IOError – If the download fails, or if the downloaded content does match the expected sha256 checksum.

Debugging

compiler_gym.get_debug_level() int[source]

Get the debugging level.

The debug level is a non-negative integer that controls the verbosity of logging messages and other debugging behavior. At each level, the types of messages that are logged are:

  • 0 - only non-fatal errors are logged (default).

  • 1 - extra warnings message are logged.

  • 2 - enables purely informational logging messages.

  • 3 and above - extremely verbose logging messages are enabled that may be useful for debugging.

The debugging level can be set using the $COMPILER_GYM_DEBUG environment variable, or by calling set_debug_level().

Returns

A non-negative integer.

compiler_gym.get_logging_level() int[source]

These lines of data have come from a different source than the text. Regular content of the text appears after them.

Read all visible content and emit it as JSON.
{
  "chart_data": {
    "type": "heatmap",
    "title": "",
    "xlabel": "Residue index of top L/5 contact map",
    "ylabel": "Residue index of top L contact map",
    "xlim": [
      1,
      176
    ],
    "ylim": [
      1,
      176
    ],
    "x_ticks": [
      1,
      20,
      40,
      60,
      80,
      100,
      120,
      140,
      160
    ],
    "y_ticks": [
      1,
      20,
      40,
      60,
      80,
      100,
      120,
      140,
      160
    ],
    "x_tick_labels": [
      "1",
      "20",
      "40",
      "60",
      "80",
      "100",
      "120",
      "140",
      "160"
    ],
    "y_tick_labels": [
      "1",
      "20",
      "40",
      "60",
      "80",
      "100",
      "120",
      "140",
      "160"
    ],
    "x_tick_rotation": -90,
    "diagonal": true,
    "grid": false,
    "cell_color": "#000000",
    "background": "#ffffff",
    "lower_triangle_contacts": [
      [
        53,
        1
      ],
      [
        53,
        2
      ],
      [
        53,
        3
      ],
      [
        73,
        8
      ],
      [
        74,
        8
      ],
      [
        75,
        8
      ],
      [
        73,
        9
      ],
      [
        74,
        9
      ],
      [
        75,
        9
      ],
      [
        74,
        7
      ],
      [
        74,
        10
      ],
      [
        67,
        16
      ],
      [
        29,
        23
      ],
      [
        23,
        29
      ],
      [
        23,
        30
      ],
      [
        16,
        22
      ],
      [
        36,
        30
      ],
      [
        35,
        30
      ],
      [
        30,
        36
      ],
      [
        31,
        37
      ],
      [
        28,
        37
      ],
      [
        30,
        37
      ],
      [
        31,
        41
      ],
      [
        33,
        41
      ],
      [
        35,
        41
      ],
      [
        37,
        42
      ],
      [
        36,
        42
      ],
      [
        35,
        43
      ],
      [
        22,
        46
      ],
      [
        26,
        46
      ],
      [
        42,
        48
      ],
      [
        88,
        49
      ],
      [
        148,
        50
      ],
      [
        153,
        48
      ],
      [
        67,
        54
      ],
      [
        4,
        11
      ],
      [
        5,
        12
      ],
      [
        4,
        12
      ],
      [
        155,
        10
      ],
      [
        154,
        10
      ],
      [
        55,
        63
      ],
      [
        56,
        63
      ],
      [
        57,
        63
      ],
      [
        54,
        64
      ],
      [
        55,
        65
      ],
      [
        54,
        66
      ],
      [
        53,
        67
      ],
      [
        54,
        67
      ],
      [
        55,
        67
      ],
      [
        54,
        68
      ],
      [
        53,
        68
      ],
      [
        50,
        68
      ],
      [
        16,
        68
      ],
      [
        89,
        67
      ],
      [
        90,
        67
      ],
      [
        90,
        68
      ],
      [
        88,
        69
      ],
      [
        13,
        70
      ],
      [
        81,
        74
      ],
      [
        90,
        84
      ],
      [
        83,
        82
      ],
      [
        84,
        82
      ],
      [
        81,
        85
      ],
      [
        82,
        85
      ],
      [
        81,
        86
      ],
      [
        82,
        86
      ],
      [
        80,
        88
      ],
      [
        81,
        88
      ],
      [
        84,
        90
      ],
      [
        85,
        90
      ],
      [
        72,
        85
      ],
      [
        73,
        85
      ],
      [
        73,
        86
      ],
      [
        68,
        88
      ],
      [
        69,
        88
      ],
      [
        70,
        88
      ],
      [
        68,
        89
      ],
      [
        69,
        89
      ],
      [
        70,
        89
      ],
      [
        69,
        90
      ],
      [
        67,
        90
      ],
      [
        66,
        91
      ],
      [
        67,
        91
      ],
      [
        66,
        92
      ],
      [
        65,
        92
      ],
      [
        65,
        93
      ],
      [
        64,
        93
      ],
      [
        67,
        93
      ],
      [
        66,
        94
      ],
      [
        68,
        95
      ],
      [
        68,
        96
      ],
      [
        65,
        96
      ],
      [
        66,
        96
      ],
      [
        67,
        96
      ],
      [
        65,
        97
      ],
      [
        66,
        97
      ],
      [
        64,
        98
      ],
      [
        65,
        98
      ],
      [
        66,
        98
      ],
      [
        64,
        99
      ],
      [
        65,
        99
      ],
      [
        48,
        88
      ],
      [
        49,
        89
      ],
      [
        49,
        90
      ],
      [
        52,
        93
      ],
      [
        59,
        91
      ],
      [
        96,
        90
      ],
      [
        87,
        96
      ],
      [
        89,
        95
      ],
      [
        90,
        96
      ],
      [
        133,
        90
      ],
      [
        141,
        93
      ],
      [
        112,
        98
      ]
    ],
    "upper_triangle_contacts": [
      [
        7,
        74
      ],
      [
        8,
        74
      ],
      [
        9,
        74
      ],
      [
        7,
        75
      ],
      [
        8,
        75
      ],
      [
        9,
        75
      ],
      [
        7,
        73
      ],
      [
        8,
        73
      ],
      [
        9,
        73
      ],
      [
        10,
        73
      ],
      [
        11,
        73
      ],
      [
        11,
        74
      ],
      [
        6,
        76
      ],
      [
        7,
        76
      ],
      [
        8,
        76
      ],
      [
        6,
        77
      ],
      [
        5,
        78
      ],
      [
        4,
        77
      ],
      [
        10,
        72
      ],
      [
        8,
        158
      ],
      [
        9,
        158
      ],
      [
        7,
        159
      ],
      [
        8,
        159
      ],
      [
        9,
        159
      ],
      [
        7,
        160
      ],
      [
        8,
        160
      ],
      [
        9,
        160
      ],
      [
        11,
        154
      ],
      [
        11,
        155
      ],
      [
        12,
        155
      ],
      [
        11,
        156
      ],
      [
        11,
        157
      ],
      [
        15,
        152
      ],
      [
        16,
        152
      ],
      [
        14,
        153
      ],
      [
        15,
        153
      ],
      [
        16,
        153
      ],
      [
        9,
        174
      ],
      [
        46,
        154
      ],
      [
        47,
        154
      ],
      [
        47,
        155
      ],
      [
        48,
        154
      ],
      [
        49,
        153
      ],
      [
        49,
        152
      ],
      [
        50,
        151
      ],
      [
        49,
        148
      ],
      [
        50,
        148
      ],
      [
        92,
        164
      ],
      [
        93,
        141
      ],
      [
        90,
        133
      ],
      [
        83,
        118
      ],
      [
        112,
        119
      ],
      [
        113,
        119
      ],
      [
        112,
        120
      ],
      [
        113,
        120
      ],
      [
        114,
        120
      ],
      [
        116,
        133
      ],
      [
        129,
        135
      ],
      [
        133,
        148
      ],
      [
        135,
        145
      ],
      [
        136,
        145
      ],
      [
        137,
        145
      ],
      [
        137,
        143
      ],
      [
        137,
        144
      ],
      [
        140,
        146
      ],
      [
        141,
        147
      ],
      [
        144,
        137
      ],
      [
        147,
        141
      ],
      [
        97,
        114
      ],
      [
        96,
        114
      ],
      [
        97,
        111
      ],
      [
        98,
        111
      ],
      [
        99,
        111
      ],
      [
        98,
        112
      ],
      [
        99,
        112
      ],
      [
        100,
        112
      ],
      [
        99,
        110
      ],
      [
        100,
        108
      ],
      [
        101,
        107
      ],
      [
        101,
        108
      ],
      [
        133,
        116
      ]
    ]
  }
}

Returns the logging level.

The logging level is not set directly, but as a result of setting the debug level using set_debug_level().

Returns

An integer.

compiler_gym.set_debug_level(level: int) None[source]

Set a new debugging level.

See get_debug_level() for a description of the debug levels.

The debugging level should be set first when interacting with CompilerGym as many CompilerGym objects will check the debug level only at initialization time and not throughout their lifetime.

Setting the debug level affects the entire process and is not thread safe.

Parameters

level – The debugging level to use.